And 403, determining the experience quality score of the single service based on the multiple service indexes and the weight of each service index.
It should be noted that the quality of experience score of a single service is obtained based on the acquired service performance data, and each piece of acquired network performance data records a service process perceived by a user.
In specific implementation, the weight of each service index and the percentage of the service index are multiplied to obtain the experience quality score of each service, and the experience quality scores of each service are summarized to obtain the experience quality score of a single service.
And step 404, determining the experience quality score of the user based on the experience quality score of the single service and the pre-acquired user experience quality evaluation data.
In specific implementation, according to the service experience quality score of the user in the pre-acquired user experience quality evaluation data, the service experience quality score is converted into a binary number value, and the value obtained by summing the binary number value is compared with the total evaluation times to obtain the user experience quality score.
It should be noted that the user experience quality assessment data records a service experience quality assessment result of user participation within a preset time period.
The preset time period may be set according to an actual situation, and may be 1 hour or 1.5 hours, which is not limited in the embodiment of the present invention.
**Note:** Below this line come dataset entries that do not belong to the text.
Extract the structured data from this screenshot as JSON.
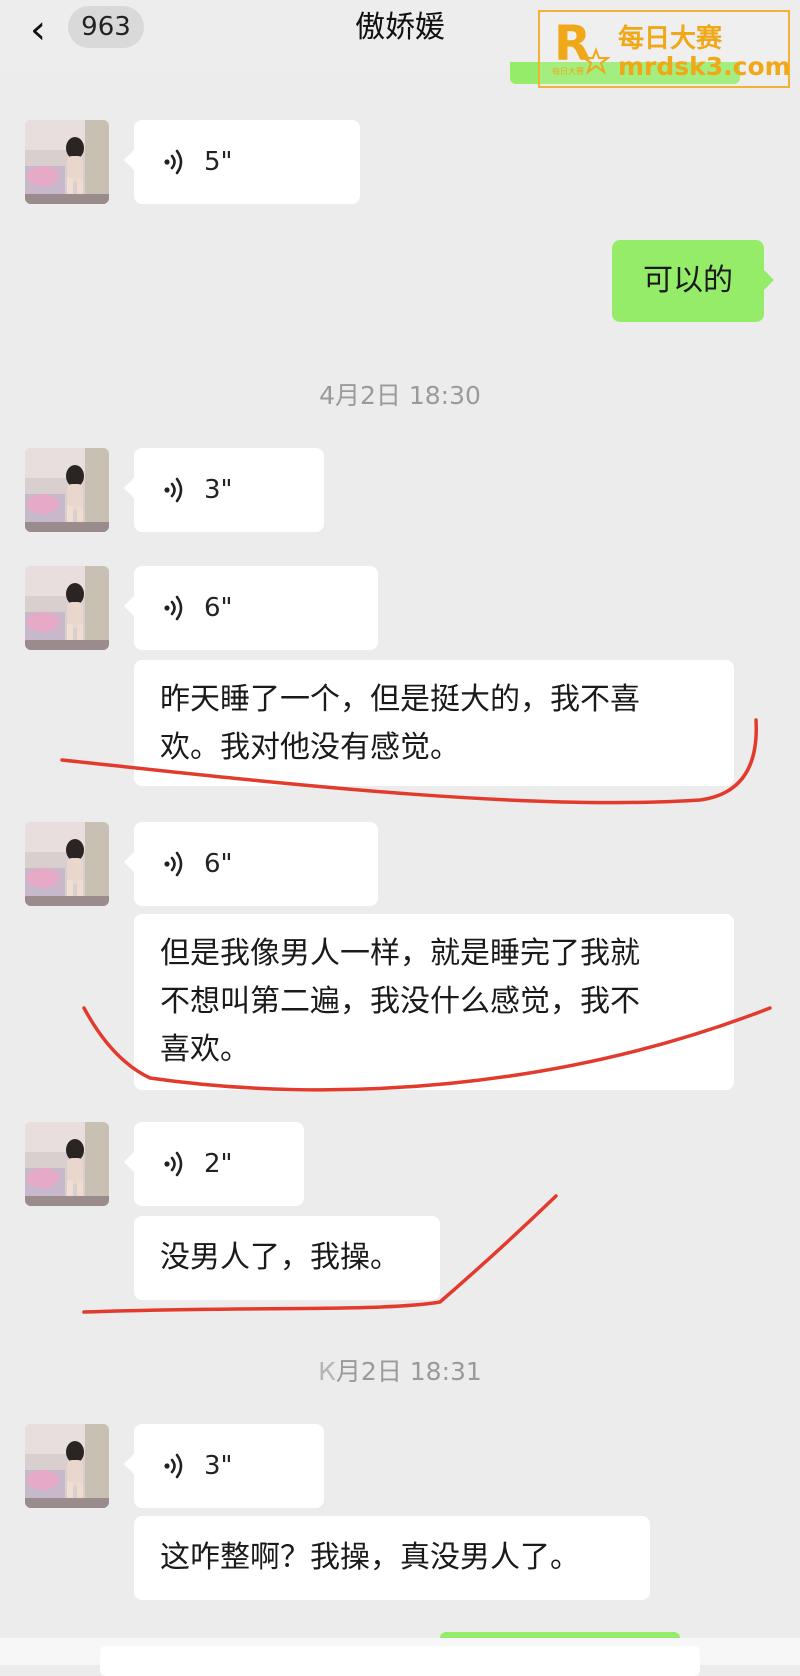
{
  "header": {
    "back_icon": "chevron-left-icon",
    "unread_count": "963",
    "title": "傲娇媛"
  },
  "watermark": {
    "logo_letter": "R",
    "logo_small": "每日大赛",
    "name_cn": "每日大赛",
    "url": "mrdsk3.com",
    "color": "#f0a818"
  },
  "messages": {
    "m1": {
      "duration": "5\""
    },
    "m2": {
      "text": "可以的"
    },
    "ts1": "4月2日 18:30",
    "m3": {
      "duration": "3\""
    },
    "m4": {
      "duration": "6\""
    },
    "m5": {
      "line1": "昨天睡了一个，但是挺大的，我不喜",
      "line2": "欢。我对他没有感觉。"
    },
    "m6": {
      "duration": "6\""
    },
    "m7": {
      "line1": "但是我像男人一样，就是睡完了我就",
      "line2": "不想叫第二遍，我没什么感觉，我不",
      "line3": "喜欢。"
    },
    "m8": {
      "duration": "2\""
    },
    "m9": {
      "text": "没男人了，我操。"
    },
    "ts2": "月2日 18:31",
    "m10": {
      "duration": "3\""
    },
    "m11": {
      "text": "这咋整啊？我操，真没男人了。"
    }
  },
  "colors": {
    "self_bubble": "#95ec69",
    "other_bubble": "#ffffff",
    "background": "#ececec",
    "annotation": "#e23b2e"
  }
}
In specific implementation, when the experience quality score of the service is converted into a binary value, the conversion condition can be set according to whether the user quality evaluation exceeds a preset threshold value.
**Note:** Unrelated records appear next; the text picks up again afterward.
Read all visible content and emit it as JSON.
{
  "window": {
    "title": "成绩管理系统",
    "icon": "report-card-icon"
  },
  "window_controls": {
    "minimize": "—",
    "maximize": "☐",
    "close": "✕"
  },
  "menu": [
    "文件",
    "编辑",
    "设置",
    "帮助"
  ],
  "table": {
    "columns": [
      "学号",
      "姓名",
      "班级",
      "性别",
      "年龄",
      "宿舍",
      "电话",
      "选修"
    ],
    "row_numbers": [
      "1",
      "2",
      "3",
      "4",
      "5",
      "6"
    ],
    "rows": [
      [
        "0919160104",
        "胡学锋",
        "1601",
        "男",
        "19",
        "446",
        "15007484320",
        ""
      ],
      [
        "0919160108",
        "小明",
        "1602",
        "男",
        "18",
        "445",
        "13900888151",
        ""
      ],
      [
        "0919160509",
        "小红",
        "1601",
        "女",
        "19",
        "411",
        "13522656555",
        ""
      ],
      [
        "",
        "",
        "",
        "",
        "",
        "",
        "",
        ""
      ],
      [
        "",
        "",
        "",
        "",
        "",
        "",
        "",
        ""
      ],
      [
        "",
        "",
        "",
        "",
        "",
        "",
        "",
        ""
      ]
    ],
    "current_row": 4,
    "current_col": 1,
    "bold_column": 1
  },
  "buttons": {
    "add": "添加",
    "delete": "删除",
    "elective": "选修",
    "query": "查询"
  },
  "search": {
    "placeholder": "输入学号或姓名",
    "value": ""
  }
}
In one example, the quality of experience score of a service with a service quality of experience score higher than a preset threshold is set to 1, and the other is set to 0. The preset threshold may be set according to an actual situation, for example: the preset threshold may be 0.8 or 0.7, which is not limited in the embodiment of the present invention.
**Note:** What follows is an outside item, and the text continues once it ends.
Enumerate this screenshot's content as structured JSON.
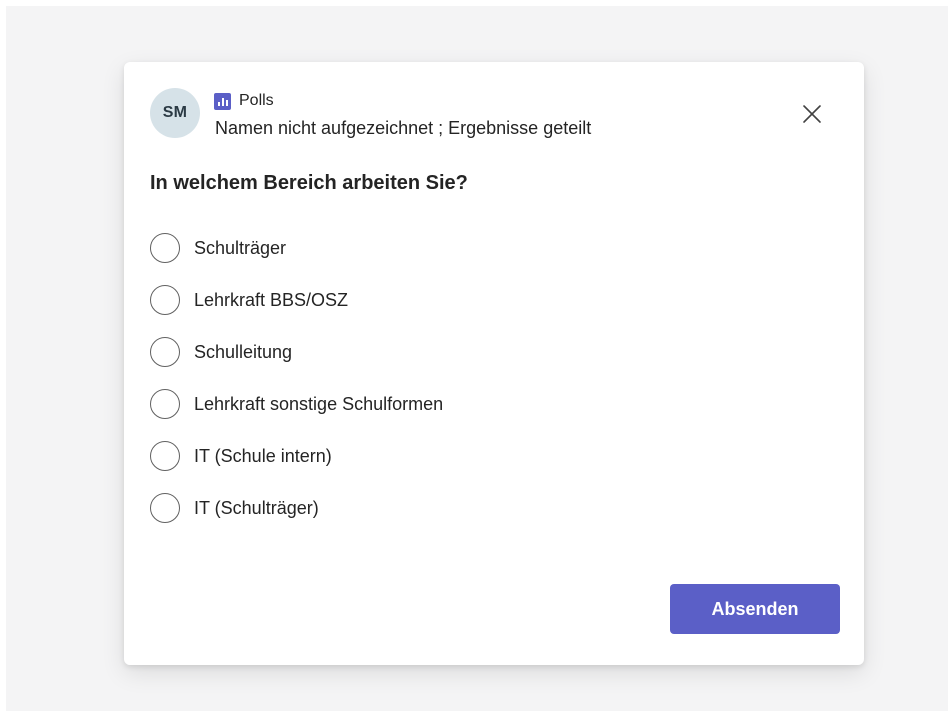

Step 405, determining a cell optimization sequence according to the quality of experience scores of the users in each cell.
In specific implementation, experience quality scores of users in a cell are converted into binary according to a preset threshold, the numerical value obtained by summing the binary numerical values is compared with the number of users in the cell to obtain the cell quality difference level, the cells are sorted according to the cell quality difference level, and the cell optimization sequence is determined.
In one possible embodiment, after determining the cell optimization order, the cells are optimized in turn according to the cell optimization order.
The method for determining the cause of the quality difference according to the embodiment of the present invention is described in detail below with reference to fig. 5 and a scheme for determining an optimization order of cells.
As shown in fig. 5, the method for determining the cause of the quality difference according to the embodiment of the present invention may include:
step 501, obtaining service performance data.
It should be noted that the service performance data includes: MR data, S1-U interface data, and S1-MME interface data.
The S1-U interface data and the S1-MME interface data can be obtained through a communication interface between the base station and the packet core network, and the MR data can be obtained through reporting of MS and Abis interfaces.
Step 502, converting the obtained service performance index into a target performance parameter.
Step 503, extracting the network index from the target performance parameter, inputting the network index into the user experience quality hierarchical model, and determining the service index weight causing the network quality difference.
And step 504, extracting a plurality of target characteristics influencing the network quality from the target performance parameters according to the service index weight causing the network quality difference.
And step 505, determining the probability of each target feature causing network quality difference.
In specific implementation, a preset algorithm is utilized to obtain the probability of network quality difference caused by each target feature.
It should be noted that the preset algorithm may be a frequent item set mining algorithm, or may be other algorithms, which is not limited in the embodiment of the present invention.
Step 506, determining the reason causing the network quality difference based on the target characteristics and the probability of causing the network quality difference by each target characteristic.
And 507, determining a cell optimization scheme based on the reason of poor network quality.
Step 508, extracting network indexes from the target performance parameters, inputting the network indexes into the user experience quality hierarchical model, determining a plurality of service indexes causing network quality difference, and determining the weight of each service index.
In specific implementation, the network indexes are input into the user experience quality hierarchical model, when a plurality of service indexes causing network deterioration are determined, the network indexes are input into the user experience quality hierarchical model, the plurality of service indexes causing network deterioration and the plurality of service index proportions causing network deterioration are obtained, and meanwhile, the service indexes can be converted into percentage forms.
Step 509, determining the quality of experience score of the single service based on the plurality of service indicators and the weight of each service indicator.
In specific implementation, the weight of each service index and the percentage of the service index are multiplied to obtain the experience quality score of each service, and the experience quality scores of each service are summarized to obtain the experience quality score of a single service.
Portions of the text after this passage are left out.